Bailey DM, Lawrenson L, McEneny J, Young IS, James PE, Jackson SK, Henry RR, Mathieu-Costello O, McCord JM & Richardson RS. (2007). Free Radic Res 41, 182-190.

Gomez-Cabrera MC, Domenech E, Romagnoli M, Arduini A, Borras C, Pallardo FV, Sastre J & Vina J. (2008). Am J Clin Nutr 87, 142-149.

Holloszy JO, Higashida K, Kim SH, Higuchi M & Han D-H. (2012). Am J Physiol 302, E478-E479.

Irrcher I, Ljubicic V & Hood DA. (2009). Am J Physiol 296, C116-123.

Mankowski RT, Anton SD, Buford TW & Leeuwenburgh C. (2015). Med Sci Sports Exerc 47, 1857-1868.

Paulsen G, Cumming KT, Holden G, Hallen J, Ronnestad BR, Sveen O, Skaug A, Paur I, Bastani NE, Ostgaard HN, Buer C, Midttun M, Freuchen F, Wiig H, Ulseth ET, Garthe I, Blomhoff R, Benestad HB & Raastad T. (2014). J Physiol 592, 1887-1901.

Perry CG, Lally J, Holloway GP, Heigenhauser GJ, Bonen A & Spriet LL. (2010). J Physiol 588, 4795-4810.

Ristow M, Zarse K, Oberbach A, Kloting N, Birringer M, Kiehntopf M, Stumvoll M, Kahn CR & Bluher M. (2009).
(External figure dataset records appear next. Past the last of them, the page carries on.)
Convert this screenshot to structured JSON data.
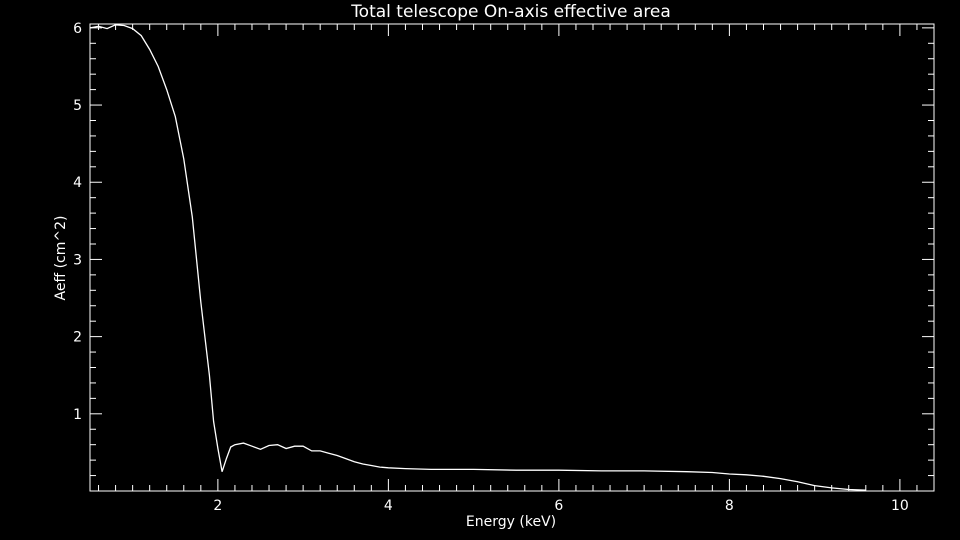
{
  "chart_data": {
    "type": "line",
    "title": "Total telescope On-axis effective area",
    "xlabel": "Energy (keV)",
    "ylabel": "Aeff (cm^2)",
    "xlim": [
      0.5,
      10.4
    ],
    "ylim": [
      0,
      6.05
    ],
    "x_major_ticks": [
      2,
      4,
      6,
      8,
      10
    ],
    "y_major_ticks": [
      1,
      2,
      3,
      4,
      5,
      6
    ],
    "grid": false,
    "legend": "none",
    "colors": {
      "background": "#000000",
      "foreground": "#ffffff",
      "line": "#ffffff"
    },
    "series": [
      {
        "x": [
          0.5,
          0.6,
          0.7,
          0.8,
          0.9,
          1.0,
          1.1,
          1.2,
          1.3,
          1.4,
          1.5,
          1.6,
          1.7,
          1.8,
          1.9,
          1.95,
          2.0,
          2.05,
          2.1,
          2.15,
          2.2,
          2.3,
          2.4,
          2.5,
          2.6,
          2.7,
          2.8,
          2.9,
          3.0,
          3.1,
          3.2,
          3.3,
          3.4,
          3.5,
          3.6,
          3.7,
          3.8,
          3.9,
          4.0,
          4.2,
          4.5,
          5.0,
          5.5,
          6.0,
          6.5,
          7.0,
          7.5,
          7.8,
          8.0,
          8.2,
          8.4,
          8.6,
          8.8,
          9.0,
          9.2,
          9.4,
          9.6
        ],
        "y": [
          6.0,
          6.02,
          5.99,
          6.04,
          6.03,
          5.99,
          5.9,
          5.72,
          5.5,
          5.2,
          4.85,
          4.3,
          3.55,
          2.45,
          1.5,
          0.9,
          0.55,
          0.25,
          0.42,
          0.57,
          0.6,
          0.62,
          0.58,
          0.54,
          0.59,
          0.6,
          0.55,
          0.58,
          0.58,
          0.52,
          0.52,
          0.49,
          0.46,
          0.42,
          0.38,
          0.35,
          0.33,
          0.31,
          0.3,
          0.29,
          0.28,
          0.28,
          0.27,
          0.27,
          0.26,
          0.26,
          0.25,
          0.24,
          0.22,
          0.21,
          0.19,
          0.16,
          0.12,
          0.07,
          0.04,
          0.02,
          0.01
        ]
      }
    ]
  }
}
Proc Natl Acad Sci USA 106, 8665-8670.

Rock CL, Newman VA, Neuhouser ML, Major J & Barnett MJ. (2004). J Nutr 134, 3194S-3195S.

Silveira LR, Pilegaard H, Kusuhara K, Curi R & Hellsten Y. (2006). Biochim Biophys Acta 1763, 969-976.

Yan Z, Lira VA & Greene NP. (2012). Exerc Sport Sci Rev 40, 159-164.

Yfanti C, Akerstrom T, Nielsen S, Nielsen AR, Mounier R, Mortensen OH, Lykkesfeldt J, Rose AJ, Fischer CP & Pedersen BK. (2010). Med Sci Sports Exerc 42, 1388-1395.